Наказание от деда было не телесным, но суровым. Генерал Илья Николаевич, узнав про «бомбардировку, взрыв, попа и Степана», призвал их в кабинет.
— Вы действовали как повстанцы-одиночки, без связи и единого командования! В бане — вылазка, в курятнике — дезертирство! Война — не игра, а дисциплина — мать победы!
— Саша, Илья, — гремел на них генерал, — Вы показали недюжинную изобретательность и полное отсутствие ответственности. Офицер, проявивший такую безответственность в походе, погубил бы вверенных ему людей. Ваше наказание — труд. Завтра на рассвете вы отправитесь чистить родник в дальнем лесу и приводить в порядок тропу к нему. Без помощи. Сделаете хорошо — искупите. Плохо — повторите.
Это был ад. Руки стёрты в кровь, спина горела, но наказание продолжилось на каретной — чистить до блеска все медные детали, а потом переписывать набело главу из «Воинского устава» Петра Великого. Вернувшись к вечеру, они увидели в глазах деда не гнев, а суровое одобрение. Урок был усвоен железно: свобода кончается там, где начинается опасность для других.
Но истинными университетами были поля и леса. Игнатий учил их не просто охоте, а выживанию.
— Дичь — это не только мясо, — говорил он, разводя костёр без спичек, с помощью огнива и трута. — Это знак. След зайца приведёт к воде. Где рябчик — там и ягода. Голодным в лесу будет только дурак.
Он учил их ставить палатку из плаща-палатки, фильтровать воду через уголь и песок, шить раны грубой ниткой. И всё это — с неизменной долей сарказма.
— Ты, Сашка, — говорил он, глядя, как внук генерала неумело орудует ножом, — если так будешь шкуру снимать, то с неё только рукавицы и шить. А рукавицы, между прочим, и из коры сплести можно. Ты цель помни: зачем шкуру снял? Для тепла? Для красоты? Или просто чтобы убить? Если просто чтобы убить — ты не охотник. Ты душегуб. А душегубу и тайга, и люди — враги.
— А если для тепла? — спросил Сашка.
— Тогда ты хозяин. А хозяин в лесу — гость желанный. Потому что лес — он не против, когда им пользуются с умом. Он против, когда его портят.
Глеб, наведывавшийся из своей мельницы, был асом экстремальной охоты. Он учил их подкрадываться к уткам против ветра, плывя бесшумно, зажав в зубах тростинку для дыхания.

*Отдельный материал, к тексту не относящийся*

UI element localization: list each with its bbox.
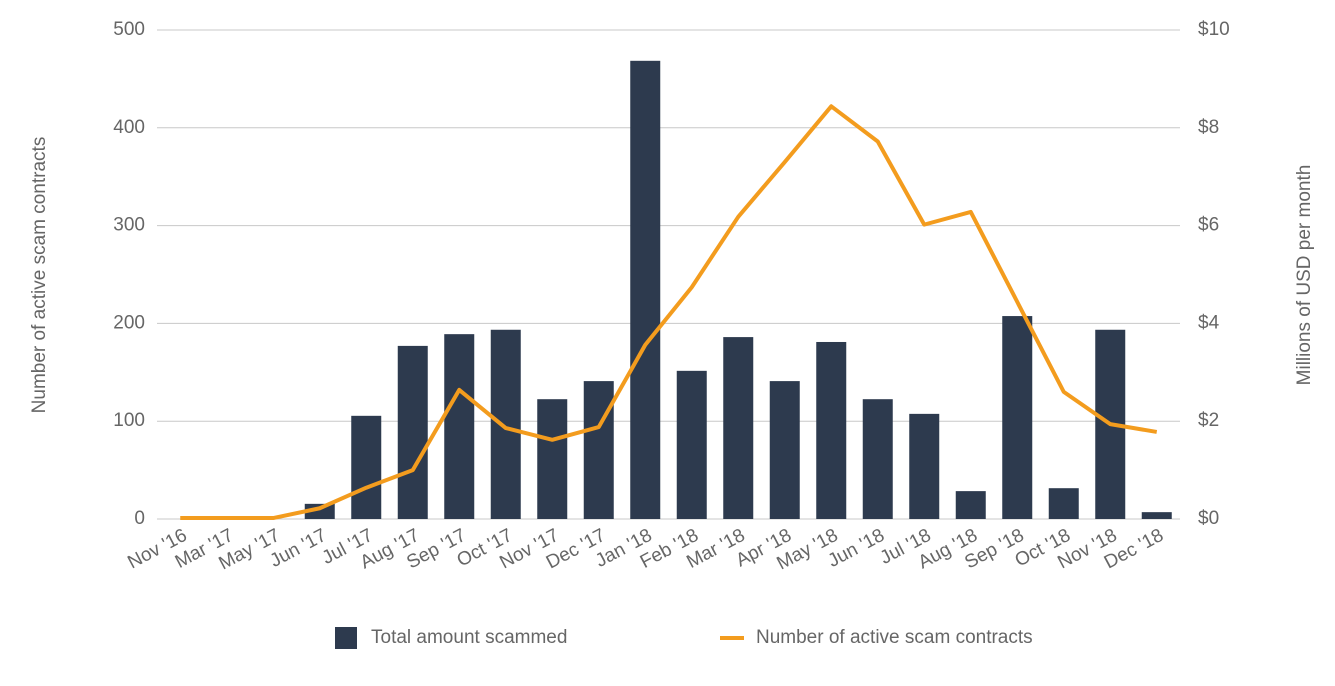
- bar: [676, 370, 707, 519]
- y-tick-label: 100: [113, 410, 145, 431]
- bar: [397, 345, 428, 519]
- y2-tick-label: $0: [1198, 508, 1219, 529]
- line: [180, 104, 1158, 521]
- legend-label: Total amount scammed: [371, 627, 567, 648]
- bar: [1002, 316, 1033, 519]
- y2-tick-label: $4: [1198, 312, 1220, 333]
- bar: [909, 413, 940, 519]
- bar: [351, 415, 382, 519]
- bar: [444, 334, 475, 519]
- bar: [955, 491, 986, 519]
- bar: [816, 341, 847, 519]
- y-tick-label: 200: [113, 312, 145, 333]
- bar: [862, 399, 893, 519]
- bar: [583, 381, 614, 519]
- bar: [630, 60, 661, 519]
- y-axis-title: Number of active scam contracts: [29, 137, 50, 414]
- y2-tick-label: $2: [1198, 410, 1219, 431]
- legend-label: Number of active scam contracts: [756, 627, 1033, 648]
- bar: [769, 381, 800, 519]
- y-tick-label: 300: [113, 215, 145, 236]
- y2-axis-title: Millions of USD per month: [1294, 165, 1315, 386]
- bar: [723, 337, 754, 519]
- bar: [490, 329, 521, 519]
- y-tick-label: 500: [113, 19, 145, 40]
- bar: [1141, 512, 1172, 519]
- y-tick-label: 400: [113, 117, 145, 138]
- y2-tick-label: $8: [1198, 117, 1219, 138]
- bar: [304, 503, 335, 519]
- y2-tick-label: $10: [1198, 19, 1230, 40]
- y2-tick-label: $6: [1198, 215, 1219, 236]
- legend-swatch: [335, 627, 357, 649]
- bar: [1048, 488, 1079, 519]
- y-tick-label: 0: [134, 508, 145, 529]
- bar: [537, 399, 568, 519]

Учил стрелять навскидку, по движущейся цели, и разделывать добычу одним точным движением ножа.
— В лесу, ребята, вы либо хозяева, либо гости, — говорил он, и в его глазах светилась древняя, волчья мудрость. — А гостям тут не рады. Особенно тем, кто не знает правил.
— А какие правила, дядя Глеб? — спрашивал Ильюшка.
— А правила простые: не бери лишнего. Не убивай, если не голоден. Не ломай, если не нужно. И всегда благодари лес за то, что дал. Он — живой. Как человек. И память у него долгая.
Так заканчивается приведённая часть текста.